Elucidating the role of protein arginine methylation in regulating RNA-binding protein function

The amino acid arginine is one of the building blocks for making proteins in the cell. In some proteins, arginines can be chemically modified by addition of methyl groups. However, it is not clear why this happens and what the outcomes are.

This project seeks to solve this puzzle by studying a specific protein in budding yeast that has methylated arginines and that also appears to be important for allowing cells to grow in different environments. Key goals are to discover how the process of arginine methylation is controlled and how arginine methylation affects protein function. Also, the project will serve as a platform for improving science education and developing science educators across multiple levels, through integration of educational outreach during research training.

This includes specific outreach activities aimed at K-12 level. Recruitment of underrepresented minority, women, and persons with disabilities will be emphasized.

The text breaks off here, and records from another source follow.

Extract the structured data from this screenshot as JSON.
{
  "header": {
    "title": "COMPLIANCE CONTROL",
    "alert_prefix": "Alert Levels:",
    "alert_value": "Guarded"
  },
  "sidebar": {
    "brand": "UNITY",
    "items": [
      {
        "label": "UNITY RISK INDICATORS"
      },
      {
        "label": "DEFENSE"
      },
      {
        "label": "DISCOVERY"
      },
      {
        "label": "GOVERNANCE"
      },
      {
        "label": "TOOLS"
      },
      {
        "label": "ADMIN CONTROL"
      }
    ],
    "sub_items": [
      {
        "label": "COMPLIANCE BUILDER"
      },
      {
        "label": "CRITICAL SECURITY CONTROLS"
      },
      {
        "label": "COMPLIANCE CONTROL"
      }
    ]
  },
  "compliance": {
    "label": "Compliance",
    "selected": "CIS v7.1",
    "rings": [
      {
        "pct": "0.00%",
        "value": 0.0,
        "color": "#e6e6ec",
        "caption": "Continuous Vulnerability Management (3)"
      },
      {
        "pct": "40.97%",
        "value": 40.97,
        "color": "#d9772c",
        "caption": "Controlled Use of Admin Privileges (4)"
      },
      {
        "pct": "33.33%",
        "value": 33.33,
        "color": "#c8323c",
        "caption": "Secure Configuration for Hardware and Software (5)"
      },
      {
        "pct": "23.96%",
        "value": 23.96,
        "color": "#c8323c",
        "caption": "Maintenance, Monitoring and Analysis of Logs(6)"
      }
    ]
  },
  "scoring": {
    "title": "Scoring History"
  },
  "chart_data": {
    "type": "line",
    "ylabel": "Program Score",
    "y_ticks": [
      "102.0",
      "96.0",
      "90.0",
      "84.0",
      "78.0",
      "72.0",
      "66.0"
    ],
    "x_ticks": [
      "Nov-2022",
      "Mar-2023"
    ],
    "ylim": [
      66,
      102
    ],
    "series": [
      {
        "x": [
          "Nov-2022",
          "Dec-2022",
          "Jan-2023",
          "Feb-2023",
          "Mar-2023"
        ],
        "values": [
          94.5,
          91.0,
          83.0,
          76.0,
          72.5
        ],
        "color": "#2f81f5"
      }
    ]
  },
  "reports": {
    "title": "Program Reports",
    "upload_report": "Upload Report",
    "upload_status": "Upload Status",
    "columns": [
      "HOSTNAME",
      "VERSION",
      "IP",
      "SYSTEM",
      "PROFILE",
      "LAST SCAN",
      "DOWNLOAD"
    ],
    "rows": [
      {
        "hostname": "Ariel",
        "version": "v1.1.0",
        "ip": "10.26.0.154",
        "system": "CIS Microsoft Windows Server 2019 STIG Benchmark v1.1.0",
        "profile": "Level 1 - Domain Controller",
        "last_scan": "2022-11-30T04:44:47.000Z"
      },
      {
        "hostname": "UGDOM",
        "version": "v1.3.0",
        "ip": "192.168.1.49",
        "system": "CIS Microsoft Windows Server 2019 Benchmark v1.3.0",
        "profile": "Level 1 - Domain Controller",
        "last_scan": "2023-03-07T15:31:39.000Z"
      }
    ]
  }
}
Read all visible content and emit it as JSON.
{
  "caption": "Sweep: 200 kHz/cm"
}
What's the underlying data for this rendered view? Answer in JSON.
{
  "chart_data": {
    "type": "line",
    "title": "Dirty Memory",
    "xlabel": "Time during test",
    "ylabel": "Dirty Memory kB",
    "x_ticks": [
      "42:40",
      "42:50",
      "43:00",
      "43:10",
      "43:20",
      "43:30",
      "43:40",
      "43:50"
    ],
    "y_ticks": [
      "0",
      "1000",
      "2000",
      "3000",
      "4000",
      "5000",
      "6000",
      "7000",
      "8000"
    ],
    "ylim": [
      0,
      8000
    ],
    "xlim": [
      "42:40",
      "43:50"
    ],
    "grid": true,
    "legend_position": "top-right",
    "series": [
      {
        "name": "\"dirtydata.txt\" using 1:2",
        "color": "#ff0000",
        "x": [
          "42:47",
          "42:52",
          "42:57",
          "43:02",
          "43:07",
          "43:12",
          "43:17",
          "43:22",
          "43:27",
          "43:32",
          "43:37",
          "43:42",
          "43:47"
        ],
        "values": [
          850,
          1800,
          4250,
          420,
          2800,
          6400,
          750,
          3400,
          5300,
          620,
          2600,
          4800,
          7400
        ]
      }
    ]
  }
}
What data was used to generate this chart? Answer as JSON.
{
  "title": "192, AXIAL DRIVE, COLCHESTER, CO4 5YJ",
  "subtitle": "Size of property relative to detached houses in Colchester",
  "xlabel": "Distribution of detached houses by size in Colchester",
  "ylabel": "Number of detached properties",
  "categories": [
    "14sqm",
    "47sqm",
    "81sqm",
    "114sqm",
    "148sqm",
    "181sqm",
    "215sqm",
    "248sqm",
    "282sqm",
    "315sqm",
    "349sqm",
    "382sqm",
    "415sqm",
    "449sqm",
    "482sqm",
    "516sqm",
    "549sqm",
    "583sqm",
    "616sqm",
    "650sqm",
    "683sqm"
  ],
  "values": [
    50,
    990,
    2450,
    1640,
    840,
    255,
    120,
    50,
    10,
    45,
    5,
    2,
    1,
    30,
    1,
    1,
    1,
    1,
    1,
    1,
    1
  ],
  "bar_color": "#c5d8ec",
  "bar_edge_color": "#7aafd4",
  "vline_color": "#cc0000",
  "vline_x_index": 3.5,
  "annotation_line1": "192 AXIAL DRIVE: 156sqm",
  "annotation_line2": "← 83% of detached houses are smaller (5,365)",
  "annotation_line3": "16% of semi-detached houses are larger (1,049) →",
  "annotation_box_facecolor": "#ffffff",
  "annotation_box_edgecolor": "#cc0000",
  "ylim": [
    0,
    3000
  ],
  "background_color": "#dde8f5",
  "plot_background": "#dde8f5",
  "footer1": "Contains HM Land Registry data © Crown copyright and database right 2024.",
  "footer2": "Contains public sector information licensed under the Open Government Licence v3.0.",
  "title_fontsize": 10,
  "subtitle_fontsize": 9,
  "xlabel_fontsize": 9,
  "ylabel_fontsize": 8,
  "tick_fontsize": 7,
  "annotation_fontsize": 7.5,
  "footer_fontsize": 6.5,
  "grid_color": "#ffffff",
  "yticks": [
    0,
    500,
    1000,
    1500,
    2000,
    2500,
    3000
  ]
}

In eukaryotes, many RNA-binding proteins harbor protein arginine methylation. This post-translational modification is catalyzed by a family of evolutionarily conserved enzymes known as protein arginine methyltransferases (PRMT). Genetic studies have revealed that protein arginine methylation contributes to the function of RNA-binding proteins, but it is not clear how this post-translational modification is regulated, and what the biological consequences of such regulation are.

This project will address these questions by studying a model RNA-binding protein (called Npl3) in the budding yeast Saccharomyces cerevisiae. Npl3 is methylated on arginines by the major PRMT enzyme in yeast. When methylated, Npl3 promotes splicing of pre-mRNAs that function at different times in the growth cycle.

The goals of this project are to examine the molecular mechanisms by which protein arginine methylation in Npl3 is regulated and the consequences of such regulation at both molecular and cellular levels. A multi-faceted approach using molecular biology, biochemistry, proteomics, and genomic technologies will be utilized to carry out these studies. The outcomes are expected to improve our understanding of the dynamics of protein arginine methylation and its effects on cellular adaptation to growth under different environmental conditions.

This research is co-funded by the Genetic Mechanisms and the Cellular Dynamics and Function programs in the Division of Molecular and Cellular Biosciences in the Directorate of Biological Sciences.

This award reflects NSF's statutory mission and has been deemed worthy of support through evaluation using the Foundation's intellectual merit and broader impacts review criteria.